Sainte Famille

Sainte FamilleIl court, il court l’être humain à la recherche du bonheur perdu… En cette nuit souffle un vent de fête, un vent de folie: « Le peuple qui marchait dans les ténèbres a vu se lever une grande lumière » (Isaïe 9,1) « la grâce de Dieu s’est manifestée pour le salut de tous les hommes. » (Tite 2,11)… mais ceux qui ont reçu l’annonce de cette incroyable source de joie ne sont pas ceux qui étaient au chaud dans les auberges de Bethléem. C’est à des bergers, tenus pour SDF ou voleurs, qu’est parvenue la nouvelle: « Aujourd’hui vous est né un Sauveur, dans la ville de David. Il est le Messie, le Seigneur. » (Luc 2,11)

Quelle est cette lumière? Quel est ce salut? Qui est ce Sauveur? Un enfant! Un nouveau-né! « Un fils nous a été donné »! (Isaïe 9,5) Et ce fils, c’est Dieu lui-même. Il a pour nom: « Merveilleux-Conseiller, Dieu-Fort, Père-à-jamais, Prince-de-la-Paix » (Isaïe 9,5). Cette grâce qui nous est faite, « nous apprend à rejeter le péché et les passions d’ici-bas, pour vivre dans le monde présent en hommes raisonnable, justes et religieux, et pour attendre le bonheur que nous espérons avoir quand se manifestera la gloire de Jésus Christ… » (Tite 2,12-13)

Mais pourquoi un enfant? Pourquoi « un nouveau-né emmailloté et couché dans une mangeoire »? (Luc 2,12) Pourquoi Dieu s’est-il fait homme dans de telles conditions? Simplement pour cette incroyable nouvelle: « Dieu s’est donné »! (Tite 2,14) Réalisons-nous cela? Dieu s’est donné. Il s’est donné dans un petit enfant, né pauvrement dans une étable pour que nous puissions nous approcher de lui sans crainte, sans peur.
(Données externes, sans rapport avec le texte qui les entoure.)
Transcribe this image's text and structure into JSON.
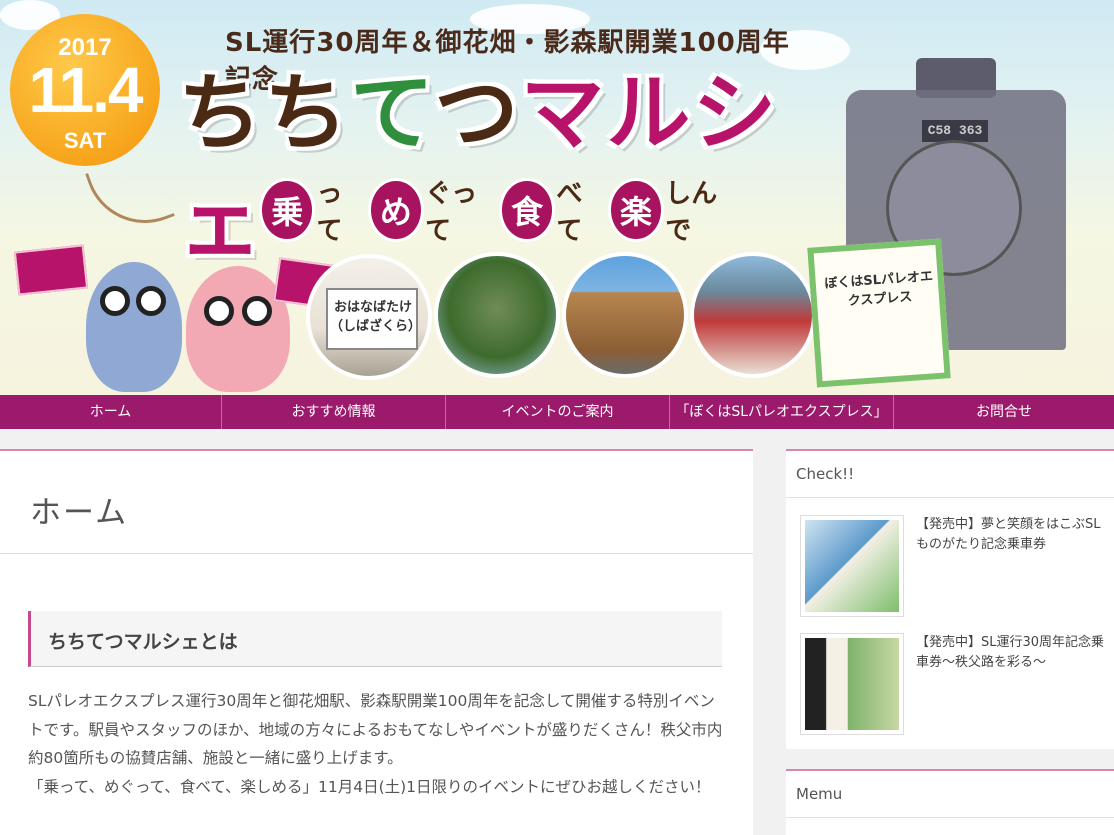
{
  "banner": {
    "year": "2017",
    "date": "11.4",
    "day": "SAT",
    "subtitle": "SL運行30周年＆御花畑・影森駅開業100周年記念",
    "title_part1": "ちち",
    "title_part2": "て",
    "title_part3": "つ",
    "title_part4": "マルシェ",
    "catch": [
      {
        "circle": "乗",
        "rest": "って"
      },
      {
        "circle": "め",
        "rest": "ぐって"
      },
      {
        "circle": "食",
        "rest": "べて"
      },
      {
        "circle": "楽",
        "rest": "しんで"
      }
    ],
    "station_sign": "おはなばたけ（しばざくら）",
    "book_title": "ぼくはSLパレオエクスプレス",
    "train_plate": "C58 363"
  },
  "nav": {
    "items": [
      {
        "label": "ホーム"
      },
      {
        "label": "おすすめ情報"
      },
      {
        "label": "イベントのご案内"
      },
      {
        "label": "「ぼくはSLパレオエクスプレス」"
      },
      {
        "label": "お問合せ"
      }
    ]
  },
  "main": {
    "page_title": "ホーム",
    "section_title": "ちちてつマルシェとは",
    "paragraph1": "SLパレオエクスプレス運行30周年と御花畑駅、影森駅開業100周年を記念して開催する特別イベントです。駅員やスタッフのほか、地域の方々によるおもてなしやイベントが盛りだくさん！秩父市内約80箇所もの協賛店舗、施設と一緒に盛り上げます。",
    "paragraph2": "「乗って、めぐって、食べて、楽しめる」11月4日(土)1日限りのイベントにぜひお越しください！"
  },
  "sidebar": {
    "check_title": "Check!!",
    "posts": [
      {
        "title": "【発売中】夢と笑顔をはこぶSLものがたり記念乗車券"
      },
      {
        "title": "【発売中】SL運行30周年記念乗車券～秩父路を彩る～"
      }
    ],
    "menu_title": "Memu"
  },
  "colors": {
    "nav_bg": "#9c1a6b",
    "accent_pink": "#d788b2",
    "balloon": "#f7a51c",
    "title_brown": "#4a2a14",
    "title_green": "#2f8f3d",
    "title_magenta": "#b8136a"
  }
}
Dieu s’est donné dans ce nouveau-né pour que chacun puisse le recevoir dans le creux de ses mains! La force de Dieu, la puissance de Dieu est de se faire petit pour qu’en tendant les mains vers lui, je puisse le recevoir, l’accueillir au creux de ma vie.

Tout homme, toute femme, courbé sous le poids du joug, meurtri par la peine, ne peut que se redresser quand il accueille, dans ses mains, le fruit de l’amour. Tout homme, toute femme est désarmé devant la faiblesse d’un nouveau-né qui demande sa protection. Ainsi, Dieu, en se faisant petit enfant, vient redresser les accablés et désarmer les puissants.

Non, frères et soeurs, cette nuit ce n’est pas un beau conte de Noël, une belle histoire destinée à attendrir nos coeurs endurcis que nous venons entendre. Nous venons célébrer la nouvelle la plus inouïe de toute l’histoire de l’humanité: Dieu se donne dans la faiblesse d’un nouveau-né pour que je puisse laisser mon coeur déborder par cet amour que je reçois.

Je suis toujours émerveillé de l’attention que nous portons à un nouveau-né. L’oreille toujours en alerte pour entendre le moindre pleur, le moindre cri, et essayer d’interpréter celui-ci: est-ce la faim, la souffrance, la fatigue…? Le sourire toujours aux lèvres et l’émotion au coin de l’oeil quand nous contemplons le sourire qui éclaire son jeune visage et le joie qui en émane.

Noël, c’est Dieu qui se donne dans la faiblesse d’un nouveau-né. Alors la joie peut éclairer ma vie car dans ce nouveau-né emmailloté à la crèche, Dieu me sourit. Dans la faiblesse de cet enfant, Dieu vient habiter le cri de mes peurs, de mes souffrances, de mes joies… Dieu se donne! Mais cet enfant demande aussi, que chaque jour, je prenne soin de lui, que je lui donne l’amour nécessaire pour qu’il puisse grandir.

Dans le silence de cette nuit, n’ayons pas peur! N’ayons pas peur d’accueillir cet enfant. N’ayons pas peur d’accueillir Dieu qui se donne, Dieu avec nous, l’Emmanuel. N’ayons pas peur de lui donner notre amour pour qu’il grandisse en nos vies. Noël, c’est chaque jour de ma vie où j’accueille Dieu qui se donne et où je lui donne mon amour.

Oui, aujourd’hui, comme chaque jour de ma vie, « je vous annonce une grande joie. Aujourd’hui nous est né un Sauveur: c’est le Messie, le Seigneur! » (Luc 2,10-11) Amen.